I began to rationalise things in my mind a little more and found myself coming out of my funk a bit. Things were improving but I couldn’t shake the anxiety. I was convinced that money would be the answer. If I was making loads of money then I would be able to relax more and start enjoying life again.
In under three years I went from making around £1500 per month to between £6-7k and yet the feeling was just the same. The money wasn’t working. Even though I was saving most of it and building up a cash reserve I was still highly anxious. I figured that maybe it was the debt that I was still in that was keeping me anxious. Nope. A couple of years later I became completely debt free and still earning a good amount of money. The anxiety persisted.
The New Agers can argue that the universe brought me that extra income because I was wishing for it and that the Law of Attraction made it manifest. And I would rebuttal with two points; firstly, I’m pretty sure it was my hard work and willingness to do what others wouldn’t that got me more work and secondly, if that was the case then why didn’t it address the feelings I was having?
It is all too easy to wish for and go after the ‘stuff’. I see now for myself that the stuff doesn’t make you happy and bring you as much fulfilment as you thought it might. It is a wonderful thing to discover actually. Again, relief. I was going after the stuff because I wanted external validation. My insecurities had such a grip on me that I would do whatever it took to be successful in order to gain respect and recognition. All the while losing self respect in the process by way of being too relaxed with my own integrity. Irony is in full force in this post!

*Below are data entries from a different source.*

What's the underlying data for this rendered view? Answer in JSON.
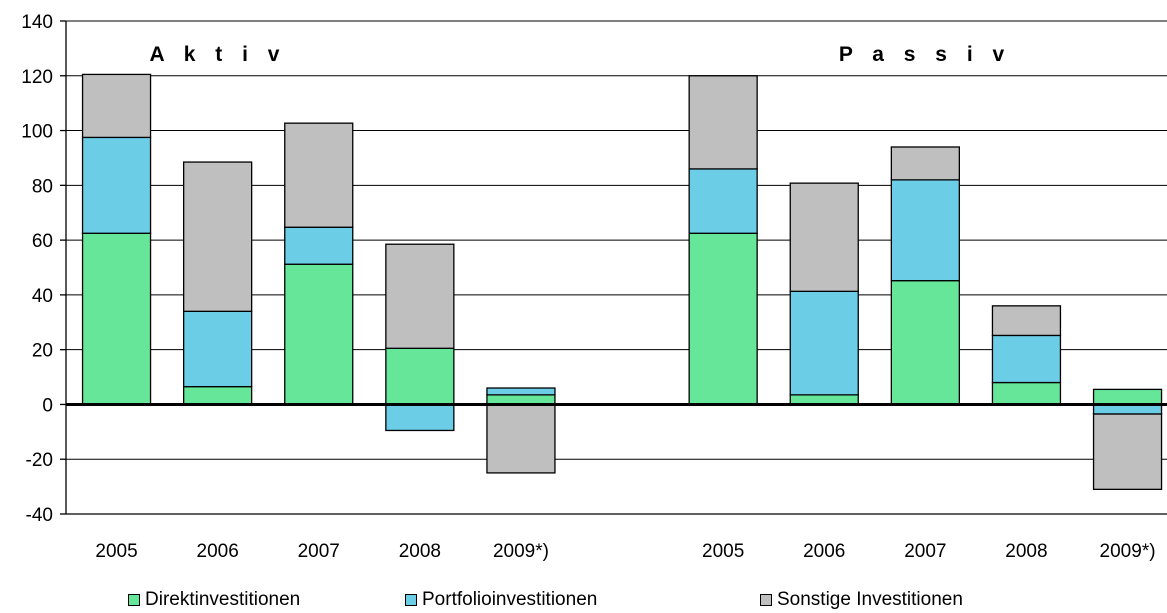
{
  "chart_data": {
    "type": "bar",
    "stacked": true,
    "groups": [
      {
        "title": "Aktiv",
        "categories": [
          "2005",
          "2006",
          "2007",
          "2008",
          "2009*)"
        ]
      },
      {
        "title": "Passiv",
        "categories": [
          "2005",
          "2006",
          "2007",
          "2008",
          "2009*)"
        ]
      }
    ],
    "series": [
      {
        "name": "Direktinvestitionen",
        "color": "#66e699",
        "values": [
          62.5,
          6.5,
          51.2,
          20.5,
          3.5,
          62.5,
          3.5,
          45.2,
          8.0,
          5.5
        ]
      },
      {
        "name": "Portfolioinvestitionen",
        "color": "#6bcde6",
        "values": [
          35.0,
          27.5,
          13.5,
          -9.5,
          2.5,
          23.5,
          37.8,
          36.8,
          17.2,
          -3.5
        ]
      },
      {
        "name": "Sonstige Investitionen",
        "color": "#bfbfbf",
        "values": [
          23.0,
          54.5,
          38.0,
          38.0,
          -25.0,
          34.0,
          39.5,
          12.0,
          10.8,
          -27.5
        ]
      }
    ],
    "ylim": [
      -40,
      140
    ],
    "yticks": [
      -40,
      -20,
      0,
      20,
      40,
      60,
      80,
      100,
      120,
      140
    ],
    "grid": true,
    "legend_position": "bottom"
  }
}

This need for recognition and validation created the FOMO mentality that took such a strong hold on me. I wanted to master as many things as possible because I didn’t want to have any weaknesses show. Again, as irony would have it, I started breaking down. I kept looking more and more into spirituality for answers because it promised ‘unconditional love’. It was all just a downward spiral. How could I be so trapped by something that promises liberation.
Believe it or not, I’m not knocking faith. I think it is important. Only that is faith in oneself, of course. I don’t need ‘God’ or the ‘universe’ to serve me with all my wishes and desires. I want to take on challenges and grow as a person. I want the world to be a dangerous place, I want life to be hard. Because that way I get to grow and develop greater strength. I don’t want ease with out difficulty and pleasure without pain. I want to earn what I get. I can no longer do work purely for the money. I want to build a reputation and operate with integrity. I want to do work that will help me develop as a person and enable me to compete with my former self as opposed to with anyone else.
In my opinion, at the opposite end of the spectrum to (external) faith is responsibility. All I was doing was shirking responsibility. I wasn’t taking responsibility for my feelings and sensitivity. All I needed to do was just ‘Man-up’ and start accepting things for how they are rather than how I thought they ‘should’ be. Letting go of ‘shoulds’, ‘musts’ and ‘ought tos’ has been an incredibly liberating step in itself.
Having gotten more involved with science, objective reasoning, critical thinking and logic I am content with only going by evidence. Therefore I am happy that if there is no evidence for something then as far as I am concerned it doesn’t exist and therefore no need to worry about it. And that is liberation at its finest ladies and gentlemen!